Graziers in the Macquarie Marshes are calling it “the most important piece written on the Murray Darling Basin” while Cotton Australia are saying the ABC “reported opinion as fact” and are taking the broadcaster to task over “issues of bias.”
The NSW government is preparing to make new licenses available to irrigators who capture and store water that flows across their land during floods, outside of their licensed water extraction from the rivers.
The ABC alleged that irrigators have been permitted to build large earthworks to channel flood water into huge dams without any monitoring, measuring or payment, using the unlicensed water to supplement their licensed allocation.
Macquarie Valley cotton grower Michael Egan is quoted in the ABC article as saying that “It’s been going on ever since we’ve been irrigating.”
The Macquarie Marshes Environmental Landholders (MMELA) say that the ABC story “opens an enormous can of worms.”
“It’s been going on at least since the 1970s,” MMELA member Dugald Bucknell said.
“And the Macquarie Marshes and the river system has been going backwards since the 70s.”
“It makes an absolute mockery of all the government’s previous studies and inquiries into water use as not one of them has exposed this huge body of water that has been taken.”

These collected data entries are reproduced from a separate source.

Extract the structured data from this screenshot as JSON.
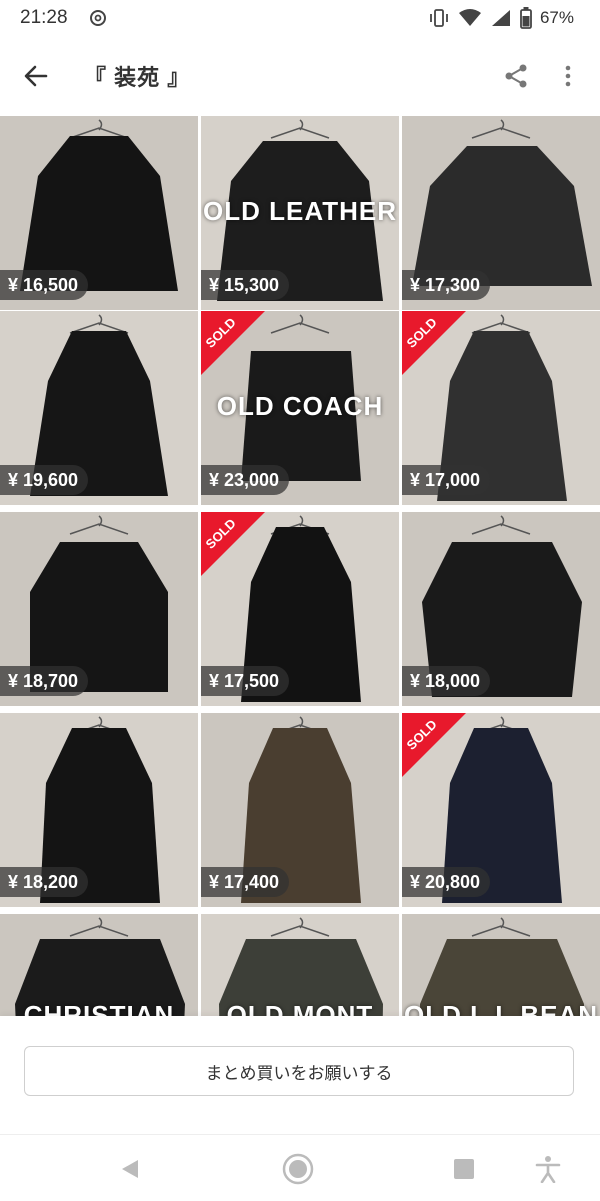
{
  "status_bar": {
    "time": "21:28",
    "battery_percent": "67%"
  },
  "app_bar": {
    "title": "『 装苑 』"
  },
  "items": [
    {
      "price": "¥ 16,500",
      "overlay": "",
      "sold": false,
      "sold_label": ""
    },
    {
      "price": "¥ 15,300",
      "overlay": "OLD LEATHER",
      "sold": false,
      "sold_label": ""
    },
    {
      "price": "¥ 17,300",
      "overlay": "",
      "sold": false,
      "sold_label": ""
    },
    {
      "price": "¥ 19,600",
      "overlay": "",
      "sold": false,
      "sold_label": ""
    },
    {
      "price": "¥ 23,000",
      "overlay": "OLD COACH",
      "sold": true,
      "sold_label": "SOLD"
    },
    {
      "price": "¥ 17,000",
      "overlay": "",
      "sold": true,
      "sold_label": "SOLD"
    },
    {
      "price": "¥ 18,700",
      "overlay": "",
      "sold": false,
      "sold_label": ""
    },
    {
      "price": "¥ 17,500",
      "overlay": "",
      "sold": true,
      "sold_label": "SOLD"
    },
    {
      "price": "¥ 18,000",
      "overlay": "",
      "sold": false,
      "sold_label": ""
    },
    {
      "price": "¥ 18,200",
      "overlay": "",
      "sold": false,
      "sold_label": ""
    },
    {
      "price": "¥ 17,400",
      "overlay": "",
      "sold": false,
      "sold_label": ""
    },
    {
      "price": "¥ 20,800",
      "overlay": "",
      "sold": true,
      "sold_label": "SOLD"
    },
    {
      "price": "",
      "overlay": "CHRISTIAN DIOR",
      "sold": false,
      "sold_label": ""
    },
    {
      "price": "",
      "overlay": "OLD MONT BELL",
      "sold": false,
      "sold_label": ""
    },
    {
      "price": "",
      "overlay": "OLD L.L.BEAN",
      "sold": false,
      "sold_label": ""
    }
  ],
  "action": {
    "bundle_button_label": "まとめ買いをお願いする"
  },
  "icons": {
    "back": "arrow-left-icon",
    "share": "share-icon",
    "more": "more-vertical-icon",
    "threads": "threads-icon",
    "vibrate": "vibrate-icon",
    "wifi": "wifi-icon",
    "signal": "signal-icon",
    "battery": "battery-icon",
    "nav_back": "nav-back-icon",
    "nav_home": "nav-home-icon",
    "nav_recents": "nav-recents-icon",
    "accessibility": "accessibility-icon"
  },
  "colors": {
    "sold_badge": "#e8192c",
    "price_tag_bg": "rgba(50,50,50,0.72)",
    "text": "#222222"
  }
}
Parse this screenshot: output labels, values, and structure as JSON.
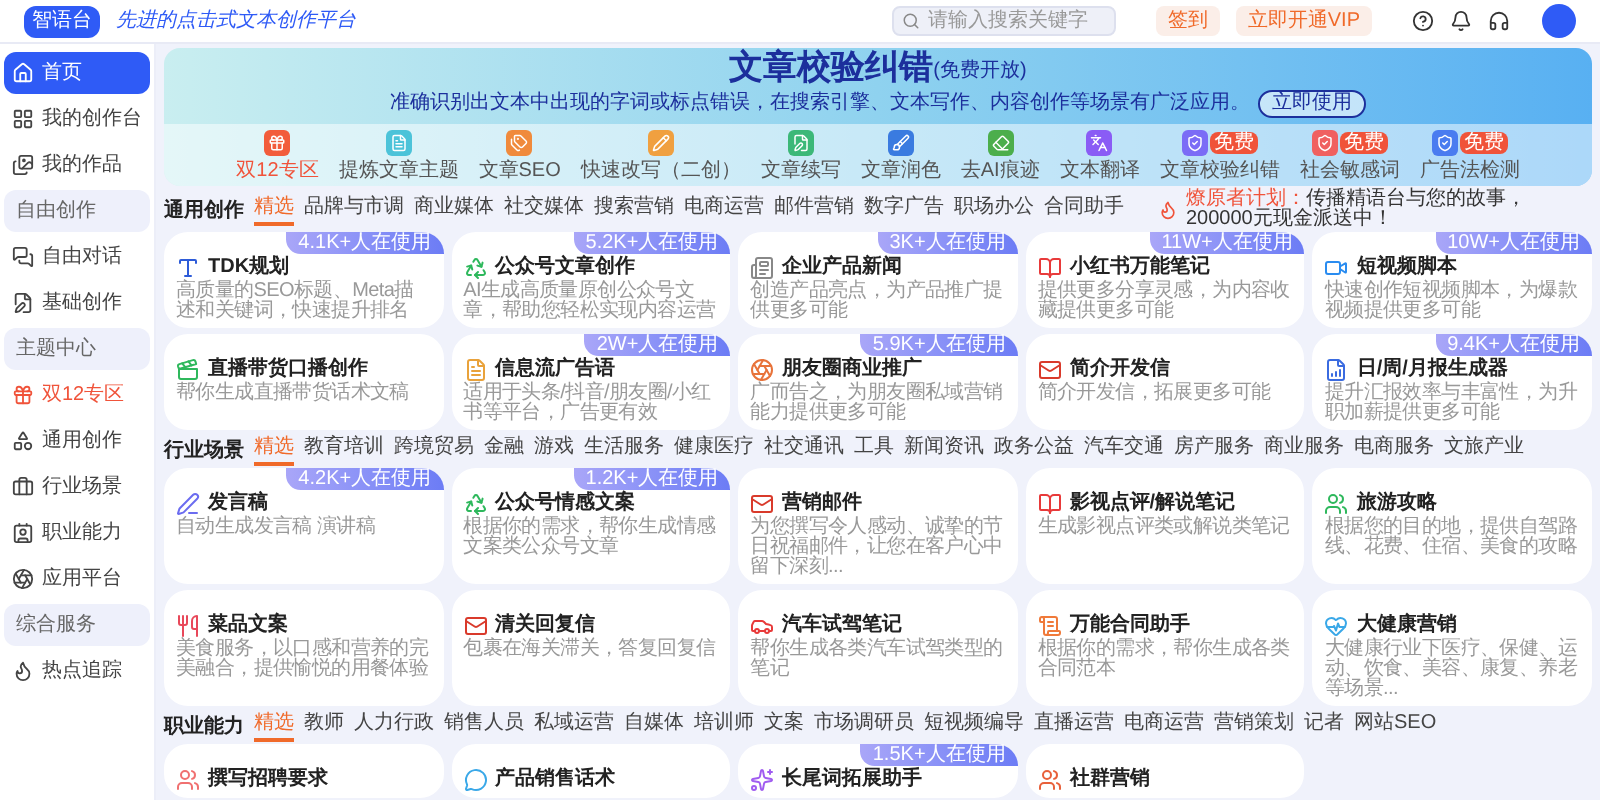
{
  "header": {
    "logo": "智语台",
    "slogan": "先进的点击式文本创作平台",
    "search": {
      "placeholder": "请输入搜索关键字"
    },
    "buttons": [
      {
        "label": "签到"
      },
      {
        "label": "立即开通VIP"
      }
    ]
  },
  "sidebar": {
    "items": [
      {
        "kind": "item",
        "label": "首页",
        "selected": true
      },
      {
        "kind": "item",
        "label": "我的创作台",
        "selected": false
      },
      {
        "kind": "item",
        "label": "我的作品",
        "selected": false
      },
      {
        "kind": "group",
        "label": "自由创作"
      },
      {
        "kind": "item",
        "label": "自由对话",
        "selected": false
      },
      {
        "kind": "item",
        "label": "基础创作",
        "selected": false
      },
      {
        "kind": "group",
        "label": "主题中心"
      },
      {
        "kind": "promo",
        "label": "双12专区",
        "selected": false
      },
      {
        "kind": "item",
        "label": "通用创作",
        "selected": false
      },
      {
        "kind": "item",
        "label": "行业场景",
        "selected": false
      },
      {
        "kind": "item",
        "label": "职业能力",
        "selected": false
      },
      {
        "kind": "item",
        "label": "应用平台",
        "selected": false
      },
      {
        "kind": "group",
        "label": "综合服务"
      },
      {
        "kind": "item",
        "label": "热点追踪",
        "selected": false
      }
    ]
  },
  "banner": {
    "title": "文章校验纠错",
    "title_note": "(免费开放)",
    "subtitle": "准确识别出文本中出现的字词或标点错误，在搜索引擎、文本写作、内容创作等场景有广泛应用。",
    "button": "立即使用",
    "tools": [
      {
        "label": "双12专区",
        "selected": true
      },
      {
        "label": "提炼文章主题",
        "selected": false
      },
      {
        "label": "文章SEO",
        "selected": false
      },
      {
        "label": "快速改写（二创）",
        "selected": false
      },
      {
        "label": "文章续写",
        "selected": false
      },
      {
        "label": "文章润色",
        "selected": false
      },
      {
        "label": "去AI痕迹",
        "selected": false
      },
      {
        "label": "文本翻译",
        "selected": false
      },
      {
        "label": "文章校验纠错",
        "selected": false,
        "badge": "免费"
      },
      {
        "label": "社会敏感词",
        "selected": false,
        "badge": "免费"
      },
      {
        "label": "广告法检测",
        "selected": false,
        "badge": "免费"
      }
    ]
  },
  "sections": [
    {
      "title": "通用创作",
      "tabs": [
        {
          "label": "精选",
          "selected": true
        },
        {
          "label": "品牌与市调",
          "selected": false
        },
        {
          "label": "商业媒体",
          "selected": false
        },
        {
          "label": "社交媒体",
          "selected": false
        },
        {
          "label": "搜索营销",
          "selected": false
        },
        {
          "label": "电商运营",
          "selected": false
        },
        {
          "label": "邮件营销",
          "selected": false
        },
        {
          "label": "数字广告",
          "selected": false
        },
        {
          "label": "职场办公",
          "selected": false
        },
        {
          "label": "合同助手",
          "selected": false
        }
      ],
      "notice": {
        "lead": "燎原者计划：",
        "text": "传播精语台与您的故事，200000元现金派送中！"
      },
      "cards": [
        {
          "title": "TDK规划",
          "description": "高质量的SEO标题、Meta描述和关键词，快速提升排名",
          "badge": "4.1K+人在使用"
        },
        {
          "title": "公众号文章创作",
          "description": "AI生成高质量原创公众号文章，帮助您轻松实现内容运营",
          "badge": "5.2K+人在使用"
        },
        {
          "title": "企业产品新闻",
          "description": "创造产品亮点，为产品推广提供更多可能",
          "badge": "3K+人在使用"
        },
        {
          "title": "小红书万能笔记",
          "description": "提供更多分享灵感，为内容收藏提供更多可能",
          "badge": "11W+人在使用"
        },
        {
          "title": "短视频脚本",
          "description": "快速创作短视频脚本，为爆款视频提供更多可能",
          "badge": "10W+人在使用"
        },
        {
          "title": "直播带货口播创作",
          "description": "帮你生成直播带货话术文稿"
        },
        {
          "title": "信息流广告语",
          "description": "适用于头条/抖音/朋友圈/小红书等平台，广告更有效",
          "badge": "2W+人在使用"
        },
        {
          "title": "朋友圈商业推广",
          "description": "广而告之，为朋友圈私域营销能力提供更多可能",
          "badge": "5.9K+人在使用"
        },
        {
          "title": "简介开发信",
          "description": "简介开发信，拓展更多可能"
        },
        {
          "title": "日/周/月报生成器",
          "description": "提升汇报效率与丰富性，为升职加薪提供更多可能",
          "badge": "9.4K+人在使用"
        }
      ]
    },
    {
      "title": "行业场景",
      "tabs": [
        {
          "label": "精选",
          "selected": true
        },
        {
          "label": "教育培训",
          "selected": false
        },
        {
          "label": "跨境贸易",
          "selected": false
        },
        {
          "label": "金融",
          "selected": false
        },
        {
          "label": "游戏",
          "selected": false
        },
        {
          "label": "生活服务",
          "selected": false
        },
        {
          "label": "健康医疗",
          "selected": false
        },
        {
          "label": "社交通讯",
          "selected": false
        },
        {
          "label": "工具",
          "selected": false
        },
        {
          "label": "新闻资讯",
          "selected": false
        },
        {
          "label": "政务公益",
          "selected": false
        },
        {
          "label": "汽车交通",
          "selected": false
        },
        {
          "label": "房产服务",
          "selected": false
        },
        {
          "label": "商业服务",
          "selected": false
        },
        {
          "label": "电商服务",
          "selected": false
        },
        {
          "label": "文旅产业",
          "selected": false
        }
      ],
      "cards": [
        {
          "title": "发言稿",
          "description": "自动生成发言稿 演讲稿",
          "badge": "4.2K+人在使用"
        },
        {
          "title": "公众号情感文案",
          "description": "根据你的需求，帮你生成情感文案类公众号文章",
          "badge": "1.2K+人在使用"
        },
        {
          "title": "营销邮件",
          "description": "为您撰写令人感动、诚挚的节日祝福邮件，让您在客户心中留下深刻..."
        },
        {
          "title": "影视点评/解说笔记",
          "description": "生成影视点评类或解说类笔记"
        },
        {
          "title": "旅游攻略",
          "description": "根据您的目的地，提供自驾路线、花费、住宿、美食的攻略"
        },
        {
          "title": "菜品文案",
          "description": "美食服务，以口感和营养的完美融合，提供愉悦的用餐体验"
        },
        {
          "title": "清关回复信",
          "description": "包裹在海关滞关，答复回复信"
        },
        {
          "title": "汽车试驾笔记",
          "description": "帮你生成各类汽车试驾类型的笔记"
        },
        {
          "title": "万能合同助手",
          "description": "根据你的需求，帮你生成各类合同范本"
        },
        {
          "title": "大健康营销",
          "description": "大健康行业下医疗、保健、运动、饮食、美容、康复、养老等场景..."
        }
      ]
    },
    {
      "title": "职业能力",
      "tabs": [
        {
          "label": "精选",
          "selected": true
        },
        {
          "label": "教师",
          "selected": false
        },
        {
          "label": "人力行政",
          "selected": false
        },
        {
          "label": "销售人员",
          "selected": false
        },
        {
          "label": "私域运营",
          "selected": false
        },
        {
          "label": "自媒体",
          "selected": false
        },
        {
          "label": "培训师",
          "selected": false
        },
        {
          "label": "文案",
          "selected": false
        },
        {
          "label": "市场调研员",
          "selected": false
        },
        {
          "label": "短视频编导",
          "selected": false
        },
        {
          "label": "直播运营",
          "selected": false
        },
        {
          "label": "电商运营",
          "selected": false
        },
        {
          "label": "营销策划",
          "selected": false
        },
        {
          "label": "记者",
          "selected": false
        },
        {
          "label": "网站SEO",
          "selected": false
        }
      ],
      "cards": [
        {
          "title": "撰写招聘要求"
        },
        {
          "title": "产品销售话术"
        },
        {
          "title": "长尾词拓展助手",
          "badge": "1.5K+人在使用"
        },
        {
          "title": "社群营销"
        }
      ]
    }
  ]
}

In the article, Bill Johnson a water ecologist who previously worked for the Murray Darling Basin Authority, called it a floodplain harvesting “free for all” where “the only limit to how much flood water irrigators in NSW could take was the size of their pumps and their dams.”
The NSW Government is in the process of finalising a policy to regulate the water and propose to distribute free licenses to those who have been taking the most.

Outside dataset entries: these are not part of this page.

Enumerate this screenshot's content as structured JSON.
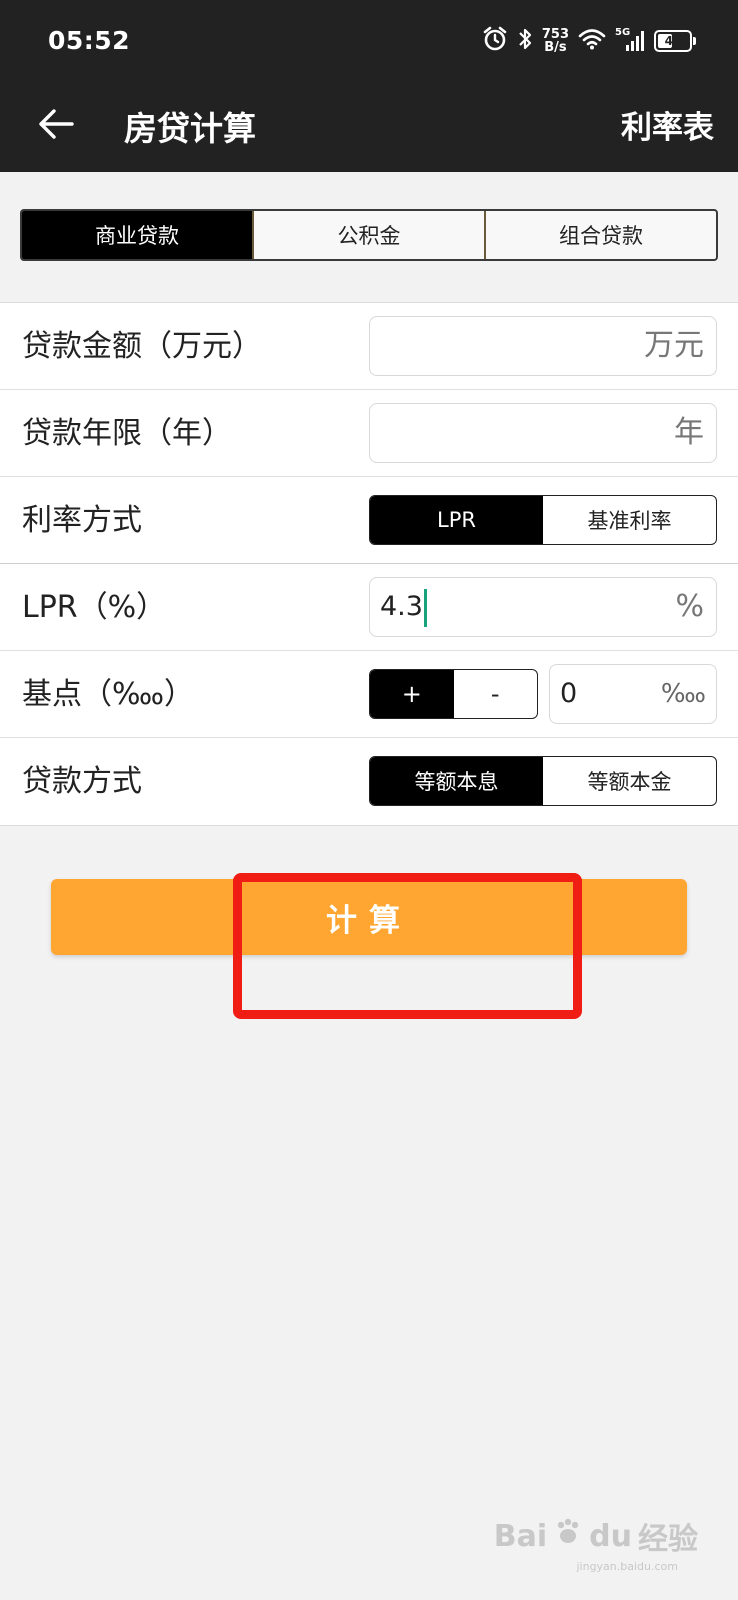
{
  "status_bar": {
    "time": "05:52",
    "net_speed_value": "753",
    "net_speed_unit": "B/s",
    "network": "5G",
    "battery": "42",
    "battery_level": 0.42,
    "icons": [
      "alarm-icon",
      "bluetooth-icon",
      "wifi-icon",
      "cellular-signal-icon",
      "battery-icon"
    ]
  },
  "app_bar": {
    "title": "房贷计算",
    "action_label": "利率表",
    "back_icon": "arrow-left-icon"
  },
  "loan_type_tabs": {
    "items": [
      {
        "label": "商业贷款",
        "active": true
      },
      {
        "label": "公积金",
        "active": false
      },
      {
        "label": "组合贷款",
        "active": false
      }
    ]
  },
  "form": {
    "amount": {
      "label": "贷款金额（万元）",
      "value": "",
      "suffix": "万元"
    },
    "term": {
      "label": "贷款年限（年）",
      "value": "",
      "suffix": "年"
    },
    "rate_mode": {
      "label": "利率方式",
      "options": [
        {
          "label": "LPR",
          "active": true
        },
        {
          "label": "基准利率",
          "active": false
        }
      ]
    },
    "lpr": {
      "label": "LPR（%）",
      "value": "4.3",
      "suffix": "%"
    },
    "basis_points": {
      "label": "基点（‱）",
      "plus": "+",
      "minus": "-",
      "value": "0",
      "suffix": "‱"
    },
    "repay_mode": {
      "label": "贷款方式",
      "options": [
        {
          "label": "等额本息",
          "active": true
        },
        {
          "label": "等额本金",
          "active": false
        }
      ]
    }
  },
  "calculate_button": {
    "label": "计算"
  },
  "colors": {
    "header_bg": "#222222",
    "accent_orange": "#ffa532",
    "highlight_red": "#f01d14",
    "active_segment": "#000000"
  },
  "watermark": {
    "brand": "Bai",
    "brand2": "du",
    "text": "经验",
    "sub": "jingyan.baidu.com"
  }
}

The article’s author, national environment, science and technology reporter Michael Slezak says that “whoever managed to take the most will receive the biggest share of licenses.”
The debate has already started around the impact of taking this water with irrigators and the NSW Water Minister Niall Blair pointing out that it is “not extra water” and the proposal is to limit extraction to levels estimated to have been taken in the year 2000 and assuming an “average amount of rainfall.”
“This is just putting a structure and framework around activities that are occurring now,” Mr Blair said.
The challenge being mounted by the environmentalists interviewed for the article is around whether the impacts of these historic extractions are acceptable and why it was not included in earlier calculations used to manage water extraction.
Richard Kingsford, a water ecologist from the University of New South Wales is quoted as saying that “taking flood water had big environmental impacts” and that “doing so shrinks the size of the floods.”
“We’re talking about a cumulative impact on each of these river systems right down to the bottom of the Murray-Darling Basin.”
Another point of dispute is the allocation of “saleable property rights” to an amount of water that has never been measured or purchased.
Grazier Peter McLellan is quoted as saying that “That’s just making some people richer and richer and the rest of the communities, they’re getting poorer.”
The article also raises questions around how the extraction of flood water, regardless of the estimates used, will be included in the figures used by the Murray Darling Basin Authority to calculate the amount of water that can sustainably be taken from the system.